Policy Changes Jordan

Jordan and Azerbaijan sign visa waiver for ordinary passport holders

Brandon Richards
Brandon Richards ·
Verified · 11 sources· Updated July 15, 2026
Jordan and Azerbaijan sign visa waiver for ordinary passport holders
By the numbers
Jordanian Visa Fee for Azerbaijanis (JOD)
Current (eVisa)40 JOD
Future (Waiver)0 JOD

Ordinary passport holders get the waiver, once it takes effect

Jordan and Azerbaijan signed a mutual visa waiver for ordinary passport holders on July 8 in Baku, but the deal isn't live yet.

The agreement was inked by Jordanian Deputy Prime Minister and Foreign Minister Ayman Safadi and Azerbaijani Foreign Minister Jeyhun Bayramov, who also signed an energy cooperation MoU the same day. Implementation depends on each side completing its internal legal procedures and no entry-into-force date, stay length or cap has been published.

Until that notice lands, the old rules still apply. Azerbaijanis heading to Jordan still route through the eVisa system, with a single-entry fee of JOD 40 (about $56) and a JOD 2 per day overstay penalty, per the Jordanian consular guidance. The prior visa-free arrangement between the two countries covers only diplomatic and service passports and Azerbaijan's MFA visa-free list still reflects that older setup.

What changes, what doesn't

The delta is narrow but real. Before: ordinary passport holders in either direction paid for a visa (eVisa on the Jordanian side) and dealt with the standard consular process. After: they'll enter visa-free for short stays once implementation is announced.

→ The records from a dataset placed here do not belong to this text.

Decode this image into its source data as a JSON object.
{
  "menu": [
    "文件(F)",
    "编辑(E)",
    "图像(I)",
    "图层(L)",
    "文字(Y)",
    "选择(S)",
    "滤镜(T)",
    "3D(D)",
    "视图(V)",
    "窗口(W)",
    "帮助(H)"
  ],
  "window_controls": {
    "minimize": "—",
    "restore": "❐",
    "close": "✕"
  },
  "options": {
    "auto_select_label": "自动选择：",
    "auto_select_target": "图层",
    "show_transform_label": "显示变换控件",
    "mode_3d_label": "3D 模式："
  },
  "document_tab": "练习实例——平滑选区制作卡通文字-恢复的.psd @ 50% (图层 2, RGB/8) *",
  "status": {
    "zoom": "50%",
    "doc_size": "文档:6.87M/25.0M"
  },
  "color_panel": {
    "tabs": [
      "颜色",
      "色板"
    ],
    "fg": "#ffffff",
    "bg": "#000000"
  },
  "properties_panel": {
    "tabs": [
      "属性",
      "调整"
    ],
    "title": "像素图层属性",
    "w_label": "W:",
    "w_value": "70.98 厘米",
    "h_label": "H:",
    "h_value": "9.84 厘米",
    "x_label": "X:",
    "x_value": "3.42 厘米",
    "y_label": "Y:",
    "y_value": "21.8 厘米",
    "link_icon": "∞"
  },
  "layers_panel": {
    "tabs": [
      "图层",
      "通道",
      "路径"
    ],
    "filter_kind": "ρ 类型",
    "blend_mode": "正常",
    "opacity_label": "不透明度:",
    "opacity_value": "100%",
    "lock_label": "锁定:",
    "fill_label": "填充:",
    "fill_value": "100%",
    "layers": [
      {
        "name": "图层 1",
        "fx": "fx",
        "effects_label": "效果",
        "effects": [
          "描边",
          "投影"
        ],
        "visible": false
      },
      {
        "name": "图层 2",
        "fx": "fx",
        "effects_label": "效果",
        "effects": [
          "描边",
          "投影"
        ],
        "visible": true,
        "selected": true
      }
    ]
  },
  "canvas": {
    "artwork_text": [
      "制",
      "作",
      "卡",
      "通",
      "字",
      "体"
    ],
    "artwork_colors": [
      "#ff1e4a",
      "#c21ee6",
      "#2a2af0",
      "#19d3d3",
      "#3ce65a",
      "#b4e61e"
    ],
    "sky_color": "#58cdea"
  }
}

What the waiver doesn't do:

  • Grant work rights , Jordan's consular notice still requires prior authorization from a designated agency for work and business visas.
  • Cover long-term residency or digital nomad setups. This is a short-stay tourism and business-travel measure, not a residency channel.
  • Replace any rules for diplomatic or service passports, which already had their own arrangement.

Reporting frames the deal as a tourism, business and humanitarian boost, but the published text stops at short-stay entry.

Who needs to act and when

Anyone booking Amman-Baku travel in the next few weeks should assume the eVisa and JOD 40 fee still apply and budget accordingly. That means Azerbaijani tourists arriving in Jordan should keep filing eVisas until either government publishes an implementation date; showing up expecting free entry risks being turned back or forced into an on-arrival process.

Business travelers benefit from the waiver on entry, but the separate work-authorization requirement doesn't disappear. Anyone planning paid activity in Jordan still needs prior clearance regardless of what the visa stamp says.

Remote workers and would-be residents get nothing new here. Longer-term stays remain governed by the existing permit rules on each side.

Frequently asked questions

Have Jordan and Azerbaijan started visa-free travel for ordinary passport holders?
Not yet. The two countries signed a mutual visa waiver on July 8 in Baku, but it is still waiting on internal legal procedures before it takes effect.
Do Azerbaijani travelers still need an eVisa for Jordan?
Yes. Until the waiver is implemented, Azerbaijani citizens heading to Jordan still need to use the eVisa system.
How much does Jordan's current eVisa cost for Azerbaijani citizens?
The single-entry eVisa fee is JOD 40, about $56. Jordanian consular guidance also lists a JOD 2 per day overstay penalty.
Does the new Jordan-Azerbaijan waiver allow people to work?
No. The waiver is for short-stay tourism and business travel, and Jordan still requires prior authorization from a designated agency for work and business visas.
Does the visa waiver cover long-term stays or digital nomad visas?
No. The published text says it does not cover long-term residency or digital nomad setups.
Which passport holders already had visa-free access between Jordan and Azerbaijan?
Diplomatic and service passport holders already had a visa-free arrangement. The new deal changes things for ordinary passport holders.